Her warm smile was alluring. “Hello, darling. Ready to stroll to dinner?”
“I am. You look so beautiful.”
She beamed. “Thank you, Bobby. I love to look nice for you.” We dined at the same restaurant as the previous night, cherishing the time together before we had to part after saying good night. I had an early-morning train, and Cissy’s shift began at six. The lamb chops and mash were a special treat when so much was being rationed, but we wanted to honor our love. I drank most of the wine, as Cissy wanted to have a clear head for the morning, which took extra time but was a perfect excuse for lingering on such a beautiful, warm evening. The night was magical!
The next morning, I was absorbed with thoughts of Cissy as the train unhurriedly steamed down the line toward Paddington where I would transfer to Henley. Pure bliss was how I would forever describe my two-day diversion from military duties.
. . .
The RAF Technical Officers’ School was pleasantly located at the Imperial Hotel on the banks of the river Thames with both theory and practical classes held in various locations within walking distance. Although the full syllabus was eight weeks, Major Burge used my flying experience to justify an abridged version. Stripping away such topics as accounts, property surveys, paymaster duties, and mess organization, my lessons focused on procurement and maintenance of engines, aeroplanes, gunnery, bombing, radio, and photography. I was expected back at 100 Squadron by mid-July.

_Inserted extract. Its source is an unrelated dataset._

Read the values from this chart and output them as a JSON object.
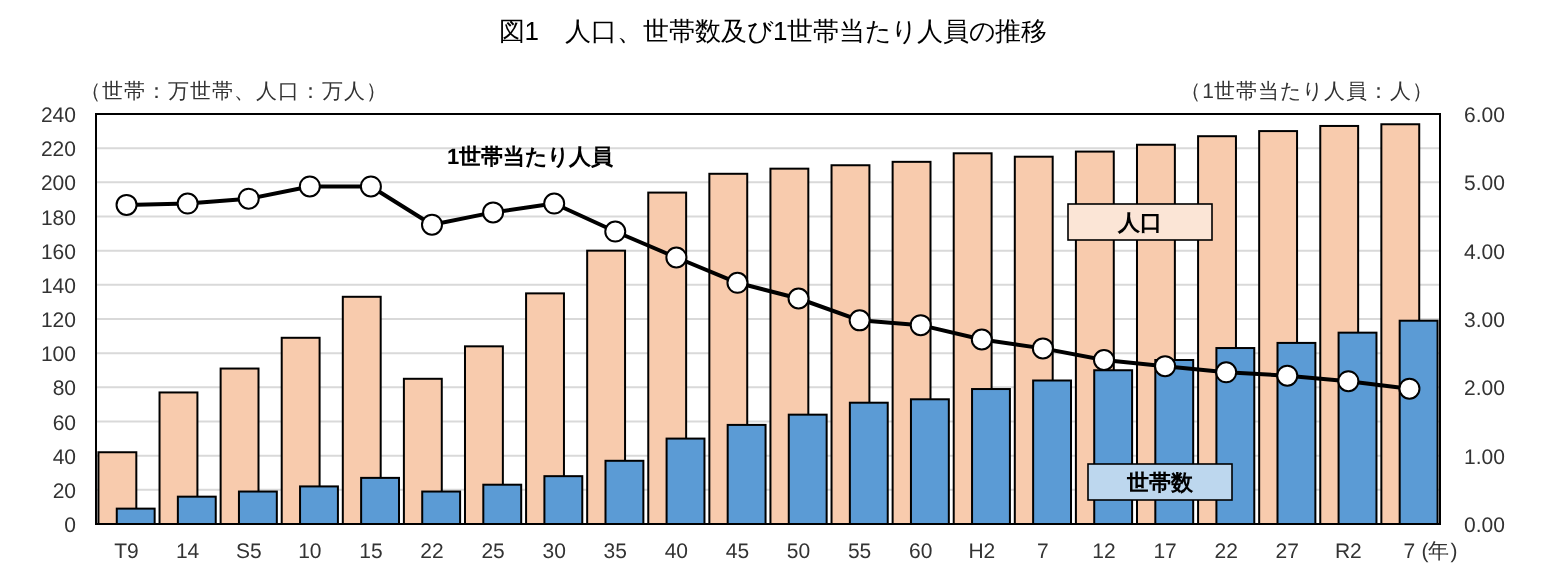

I attended classes and worked on advancing my skills with the fervor of a schoolboy. Without the burden of bombing sorties and with thoughts of Cissy constantly on my mind, I settled in to contentment about the future. With the Hun being defeated in battle after battle and rumors of attempted peace talks, some were suggesting that the end could be in sight before 1918 turned over to a new year.
Over the following couple of weeks, I wrote to Cissy every few days when I had time alone from the three officers I was lodged with. As we were all Canadian, we hatched a plan to celebrate Dominion Day at the Little Angel pub on the opposite shore of the Thames, across the Henley Bridge near the cricket grounds. Whether the other fourteen officers were interested in how we celebrated our 1 July confederation or just wanted a reason to party didn’t matter; all were welcome.